Der Index stützt sich auf anonymisierte Gespräche mit Claude, um abzuleiten, wie KI in der Wirtschaft eingesetzt wird. Die britische Regierung wird diese Informationen nutzen, um „ihre Arbeitskräfte- und Innovationsstrategien an eine KI-fähige Zukunft anzupassen“, so die Regierung.

Echos aus den USA: An Trump anlehnen?

Die überarbeitete Mission der AISI scheint mit einer breiteren Verschiebung des britischen Ansatzes gegenüber KI übereinzustimmen und könnte einen Trend in den USA unter der Regierung von Präsident Donald Trump widerspiegeln.

Anfang dieser Woche sorgte das Vereinigte Königreich für Aufregung in der KI-Community, indem es sich weigerte, die Erklärung des Pariser KI-Aktionssummits zu unterzeichnen.

Auch die USA lehnten die Unterzeichnung ab.

Die Begründung der USA lag in dem Wunsch, eine übermäßige Regulierung der KI zu vermeiden. Die Erklärung verwies auf internationale Rahmenbedingungen und Governance, aber viele sahen die Verweise des Dokuments auf inklusive KI und die Verringerung der digitalen Kluft als Garantie dafür, dass Trumps anti-DEI-Regierung sie nicht unterzeichnen würde.

Die Ablehnung Großbritanniens kam überraschenderweise. Die Regierung begründete dies mit Bedenken hinsichtlich der „globalen Governance“ und der nationalen Sicherheit.

Dies folgte einem ähnlichen Schritt von Trump, der die von Präsident Biden erlassene Exekutivverordnung von 2023 aufhob, die Rahmenbedingungen für die KI-Technologie vorsah.

US-Vizepräsident JD Vance sagte auf dem Gipfeltreffen diese Woche, er sei nicht nach Paris gekommen, „um über die Sicherheit von KI zu sprechen, was vor ein paar Jahren der Titel der Konferenz war“, sondern um über „KI-Chancen“ zu sprechen.

Seine Botschaft war geprägt von der Aufforderung, bei der Nutzung von KI keine Angst vor Risiken zu haben.

Eine Verschiebung der Prioritäten: Wachstum und Sicherheit stehen an erster Stelle

Am Donnerstag schlug der britische Technologieminister Peter Kyle einen sehr ähnlichen Ton an und wiederholte Vances Betonung von Wirtschaftswachstum und Sicherheit.

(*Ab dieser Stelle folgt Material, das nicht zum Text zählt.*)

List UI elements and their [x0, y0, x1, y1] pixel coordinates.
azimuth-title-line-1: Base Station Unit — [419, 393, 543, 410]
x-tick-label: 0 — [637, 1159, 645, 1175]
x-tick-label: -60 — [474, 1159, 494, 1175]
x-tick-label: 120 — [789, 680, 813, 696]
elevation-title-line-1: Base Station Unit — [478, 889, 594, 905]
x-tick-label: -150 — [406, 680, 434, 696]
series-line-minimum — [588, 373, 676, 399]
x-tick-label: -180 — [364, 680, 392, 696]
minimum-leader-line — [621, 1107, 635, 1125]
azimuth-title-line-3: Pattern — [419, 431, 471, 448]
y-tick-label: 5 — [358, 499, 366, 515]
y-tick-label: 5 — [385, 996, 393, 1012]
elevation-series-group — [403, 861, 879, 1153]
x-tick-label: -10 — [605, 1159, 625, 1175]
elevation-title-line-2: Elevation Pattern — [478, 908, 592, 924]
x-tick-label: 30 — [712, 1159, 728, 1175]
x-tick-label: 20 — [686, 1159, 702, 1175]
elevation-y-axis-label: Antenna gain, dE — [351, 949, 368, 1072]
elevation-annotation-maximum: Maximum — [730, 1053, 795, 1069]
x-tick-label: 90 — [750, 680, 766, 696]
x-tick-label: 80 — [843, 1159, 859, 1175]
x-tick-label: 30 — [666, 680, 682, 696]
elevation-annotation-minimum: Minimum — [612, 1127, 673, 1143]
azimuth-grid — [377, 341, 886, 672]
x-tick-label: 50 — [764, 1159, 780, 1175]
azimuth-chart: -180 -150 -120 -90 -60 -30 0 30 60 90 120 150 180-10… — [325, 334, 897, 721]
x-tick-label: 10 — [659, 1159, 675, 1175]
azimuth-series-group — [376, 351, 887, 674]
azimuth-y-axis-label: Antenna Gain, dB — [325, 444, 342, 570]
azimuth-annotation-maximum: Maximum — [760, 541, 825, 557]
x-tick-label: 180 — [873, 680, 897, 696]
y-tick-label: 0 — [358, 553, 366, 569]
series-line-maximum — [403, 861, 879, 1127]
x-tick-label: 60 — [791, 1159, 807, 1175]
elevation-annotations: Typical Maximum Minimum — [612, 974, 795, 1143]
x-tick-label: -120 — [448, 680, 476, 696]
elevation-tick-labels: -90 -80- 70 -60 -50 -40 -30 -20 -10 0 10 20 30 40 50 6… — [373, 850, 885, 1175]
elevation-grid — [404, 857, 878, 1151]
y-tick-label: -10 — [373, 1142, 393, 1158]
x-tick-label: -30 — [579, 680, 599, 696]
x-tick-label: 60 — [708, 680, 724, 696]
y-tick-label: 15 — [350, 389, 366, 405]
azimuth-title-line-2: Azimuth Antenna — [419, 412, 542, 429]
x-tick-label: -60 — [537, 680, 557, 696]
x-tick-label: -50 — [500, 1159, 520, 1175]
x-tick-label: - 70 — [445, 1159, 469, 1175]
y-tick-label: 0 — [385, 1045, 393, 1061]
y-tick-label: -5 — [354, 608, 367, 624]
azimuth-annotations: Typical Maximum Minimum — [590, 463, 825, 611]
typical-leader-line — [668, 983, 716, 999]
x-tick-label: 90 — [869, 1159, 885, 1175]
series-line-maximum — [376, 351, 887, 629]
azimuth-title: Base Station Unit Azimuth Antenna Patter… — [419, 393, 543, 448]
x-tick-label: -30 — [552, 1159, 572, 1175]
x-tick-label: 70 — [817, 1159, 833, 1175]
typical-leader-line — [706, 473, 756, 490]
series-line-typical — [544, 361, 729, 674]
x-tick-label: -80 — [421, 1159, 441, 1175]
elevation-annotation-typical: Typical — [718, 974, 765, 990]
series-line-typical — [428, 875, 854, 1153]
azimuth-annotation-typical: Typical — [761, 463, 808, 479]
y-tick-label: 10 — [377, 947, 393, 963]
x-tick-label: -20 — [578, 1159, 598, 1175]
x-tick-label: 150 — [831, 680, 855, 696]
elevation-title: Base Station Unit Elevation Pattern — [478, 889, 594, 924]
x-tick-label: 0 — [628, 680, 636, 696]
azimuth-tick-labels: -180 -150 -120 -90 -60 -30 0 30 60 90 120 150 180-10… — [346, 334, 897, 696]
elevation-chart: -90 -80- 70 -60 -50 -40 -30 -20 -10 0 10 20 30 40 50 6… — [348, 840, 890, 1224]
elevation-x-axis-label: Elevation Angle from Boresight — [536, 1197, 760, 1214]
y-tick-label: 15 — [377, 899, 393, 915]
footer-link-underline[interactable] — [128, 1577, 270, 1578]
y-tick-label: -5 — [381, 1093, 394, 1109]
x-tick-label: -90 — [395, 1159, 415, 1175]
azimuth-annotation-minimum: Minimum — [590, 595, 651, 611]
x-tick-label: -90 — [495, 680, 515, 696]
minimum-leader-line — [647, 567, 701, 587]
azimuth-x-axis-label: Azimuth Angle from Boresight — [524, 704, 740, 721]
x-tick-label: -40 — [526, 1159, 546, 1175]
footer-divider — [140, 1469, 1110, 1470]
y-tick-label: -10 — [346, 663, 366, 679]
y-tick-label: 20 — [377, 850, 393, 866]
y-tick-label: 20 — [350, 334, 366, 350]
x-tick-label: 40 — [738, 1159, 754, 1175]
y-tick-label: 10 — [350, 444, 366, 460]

„Die heute angekündigten Änderungen stellen den logischen nächsten Schritt in unserem Ansatz zur verantwortungsvollen Entwicklung künstlicher Intelligenz dar – sie helfen uns, die KI zu entfesseln und die Wirtschaft zu stärken“, sagte er.

Die Regierung betonte in ihrer Erklärung, dass sich die AISI „nicht auf Voreingenommenheit oder Redefreiheit konzentrieren“ werde, und AISI-Vorsitzender Ian Hogarth bestand darauf, dass „sich das Institut von Anfang an auf Sicherheit konzentriert“ habe.

Neben diesem Sicherheitsfokus hat sich die AISI jedoch auch ausdrücklich mit gesellschaftlichen Problemen befasst, wie beispielsweise der Möglichkeit, dass KI die öffentliche Meinung manipulieren oder gesellschaftliche Vorurteile verstärken kann, wenn sie in Verkehrssystemen oder Notfalldiensten eingesetzt wird.

Dies sind Dinge, die der ehemalige Premierminister Rishi Sunak ihm aufgetragen hat, und es hat sogar Förderanträge zu diesen Themen eingeladen.

Zum Zeitpunkt der Veröffentlichung hatte die Regierung noch nicht auf die Frage geantwortet, wer die Probleme mit der KI-Voreingenommenheit überwachen würde, da dies nicht mehr von der AISI erfolgen würde.

Fortune hat Hogarth auch gefragt, warum sich die AISI nicht mehr auf gesellschaftliche Risiken und die Möglichkeit konzentriert, dass die zukünftige KI außer Kontrolle geraten könnte.